Week of 230717
WLCG Operations Call details
- The connection details for remote participation are provided on this agenda page.
General Information
- The purpose of the meeting is:
- to report significant operational issues (i.e. issues which can or did degrade experiment or site operations) which are ongoing or were resolved after the previous meeting;
- to announce or schedule interventions at Tier-1 sites;
- to inform about recent or upcoming changes in the experiment activities or systems having a visible impact on sites;
- to provide important news about the middleware;
- to communicate any other information considered interesting for WLCG operations.
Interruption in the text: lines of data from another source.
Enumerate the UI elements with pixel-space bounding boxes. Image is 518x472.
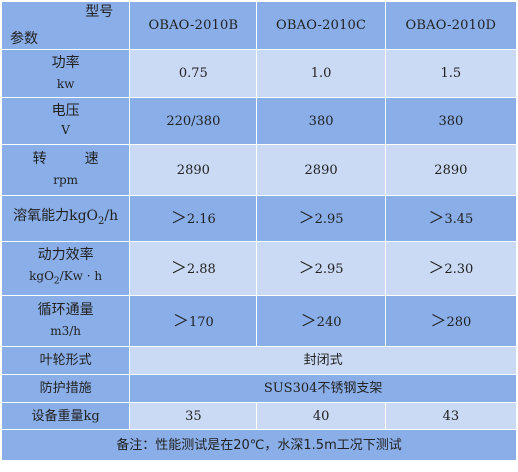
flow-c: ＞240: [256, 295, 386, 347]
voltage-d: 380: [384, 97, 518, 145]
greater-than-symbol: ＞: [300, 310, 317, 330]
greater-than-symbol: ＞: [170, 258, 187, 277]
power-b: 0.75: [129, 49, 258, 98]
voltage-b: 220/380: [129, 97, 258, 145]
power-c: 1.0: [256, 49, 386, 98]
greater-than-symbol: ＞: [172, 310, 189, 330]
model-c-header: OBAO-2010C: [256, 1, 386, 50]
flow-d: ＞280: [384, 295, 518, 347]
protection-label: 防护措施: [0, 374, 131, 403]
note-text: 备注：性能测试是在20℃，水深1.5m工况下测试: [1, 429, 517, 461]
efficiency-c: ＞2.95: [256, 241, 386, 296]
speed-c: 2890: [256, 144, 386, 196]
model-d-header: OBAO-2010D: [384, 1, 518, 50]
oxygen-d: ＞3.45: [384, 195, 518, 242]
greater-than-symbol: ＞: [428, 208, 445, 227]
power-label: 功率 kw: [0, 49, 131, 98]
spec-table: 型号 参数 OBAO-2010B OBAO-2010C OBAO-2010D 功…: [0, 1, 518, 461]
corner-param-label: 参数: [10, 31, 38, 47]
flow-label: 循环通量 m3/h: [0, 295, 131, 347]
greater-than-symbol: ＞: [430, 310, 447, 330]
speed-b: 2890: [129, 144, 258, 196]
protection-value: SUS304不锈钢支架: [129, 374, 517, 403]
weight-d: 43: [384, 402, 518, 430]
model-b-header: OBAO-2010B: [129, 1, 258, 50]
impeller-label: 叶轮形式: [0, 346, 131, 375]
efficiency-row: 动力效率 kgO2/Kw · h ＞2.88 ＞2.95 ＞2.30: [0, 241, 518, 296]
oxygen-c: ＞2.95: [256, 195, 386, 242]
power-d: 1.5: [384, 49, 518, 98]
flow-row: 循环通量 m3/h ＞170 ＞240 ＞280: [0, 295, 518, 347]
power-row: 功率 kw 0.75 1.0 1.5: [0, 49, 518, 98]
oxygen-b: ＞2.16: [129, 195, 258, 242]
voltage-c: 380: [256, 97, 386, 145]
protection-row: 防护措施 SUS304不锈钢支架: [0, 374, 517, 403]
flow-b: ＞170: [129, 295, 258, 347]
weight-c: 40: [256, 402, 386, 430]
speed-row: 转速 rpm 2890 2890 2890: [0, 144, 518, 196]
oxygen-row: 溶氧能力kgO2/h ＞2.16 ＞2.95 ＞3.45: [0, 195, 518, 242]
efficiency-d: ＞2.30: [384, 241, 518, 296]
corner-cell: 型号 参数: [0, 1, 131, 50]
greater-than-symbol: ＞: [428, 258, 445, 277]
efficiency-b: ＞2.88: [129, 241, 258, 296]
weight-label: 设备重量kg: [0, 402, 131, 430]
greater-than-symbol: ＞: [170, 208, 187, 227]
note-row: 备注：性能测试是在20℃，水深1.5m工况下测试: [1, 429, 517, 461]
greater-than-symbol: ＞: [298, 208, 315, 227]
weight-b: 35: [129, 402, 258, 430]
header-row: 型号 参数 OBAO-2010B OBAO-2010C OBAO-2010D: [0, 1, 518, 50]
corner-model-label: 型号: [85, 4, 114, 20]
greater-than-symbol: ＞: [298, 258, 315, 277]
oxygen-label: 溶氧能力kgO2/h: [0, 195, 131, 242]
impeller-value: 封闭式: [129, 346, 517, 375]
weight-row: 设备重量kg 35 40 43: [0, 402, 518, 430]
voltage-label: 电压 V: [0, 97, 131, 145]
efficiency-label: 动力效率 kgO2/Kw · h: [0, 241, 131, 296]
speed-label: 转速 rpm: [0, 144, 131, 196]
voltage-row: 电压 V 220/380 380 380: [0, 97, 518, 145]
speed-d: 2890: [384, 144, 518, 196]
impeller-row: 叶轮形式 封闭式: [0, 346, 517, 375]
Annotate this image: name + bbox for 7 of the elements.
- The meeting should run from 15:00 Geneva time until 15:20, exceptionally to 15:30.
- The SCOD rota for the next few weeks is at ScodRota
- Whenever a particular topic needs to be discussed at the operations meeting requiring information from sites or experiments, it is highly recommended to announce it by email to the
wlcg-scod
list (at cern.ch
) to allow the SCOD to make sure that the relevant parties have the time to collect the required information, or invite the right people at the meeting.
Best practices for scheduled downtimes
Monday
Attendance:
- local: Maarten (WLCG + Alice + GGUS), Panos (WLCG + CMS + Chair)
- remote: Andrew (TRIUMF), Daniele (CNAF), Darren S. (NDGF), Darren M. (RAL), David M. (FNAL), Julia (WLCG), Mark (LHCb), Onno (NL-T1) , Peter (ATLAS), Xavier (KIT)
Experiments round table:
- LHCb reports ( raw view) -
- Tier 1:
- CNAF:
- Chris H working with site to do significant remounting/reconfiguration of storage on Wednesday (GGUS:162740)
Sites / Services round table:
- ASGC:
- BNL: NTR
- CNAF:
- GGUS:162189 ticket still open; is it "waiting for reply" addressed to us or to FTS? We don't have a recent log for a failed transfer since transfers have not being submitted for some weeks.
- Mark will have a look, the ticket can most probably be closed
- LHCb Storage Area reorganization - disk and tape filesystems unmounted: https://goc.egi.eu/portal/index.php?Page_Type=Downtime&id=34238 - keeping track of this activity on the ticket: GGUS:162740
- EGI:
- FNAL:
- IN2P3:
- JINR:
- KISTI:
- KIT: NTR
- NDGF:
- NL-T1: After last Thursday's kernel downgrade, the Sara dCache now seems to running smoothly. Contrary to what we've announced, IPv6 is still the preferred protocol. If there are still problems, we could plan another downtime to change that.
- Maarten asked what was actually wrong with the Kernel. The new kernel is a bleeding edge kernel so problems have arisen, NL-T1 is migrating to the LT kernel which should be more stable.
- Maarten suggested that the IPv6 issues can be brought up to a larger audience in some HEPIX mailing list, probably the IPv6 working group. Onno will bring this up to the network team.
- NRC-KI:
- OSG:
- PIC: We have an incident with our IBM TS4500 library, it seems the tape robot arm broke on Wednesday last week. This is a serious incident and technicians are solving the issue. We expect the library to come back in a few days. For the moment the writes are stopped (thanks to ATLAS, CMS and LHCb for stopping writes to tape system at PIC). Sorry for the inconveniences.
- RAL: NTR
- TRIUMF: NTR
- CERN computing services:
- CMS IAM DB down for OS upgrade, approx 7 minutes, July 18 07:00 - 08:30 OTG:0078587
- CERN storage services:
- CERN databases:
- GGUS: NTR
- Monitoring:
- Middleware: NTR
- Networks:
- Security:
AOB: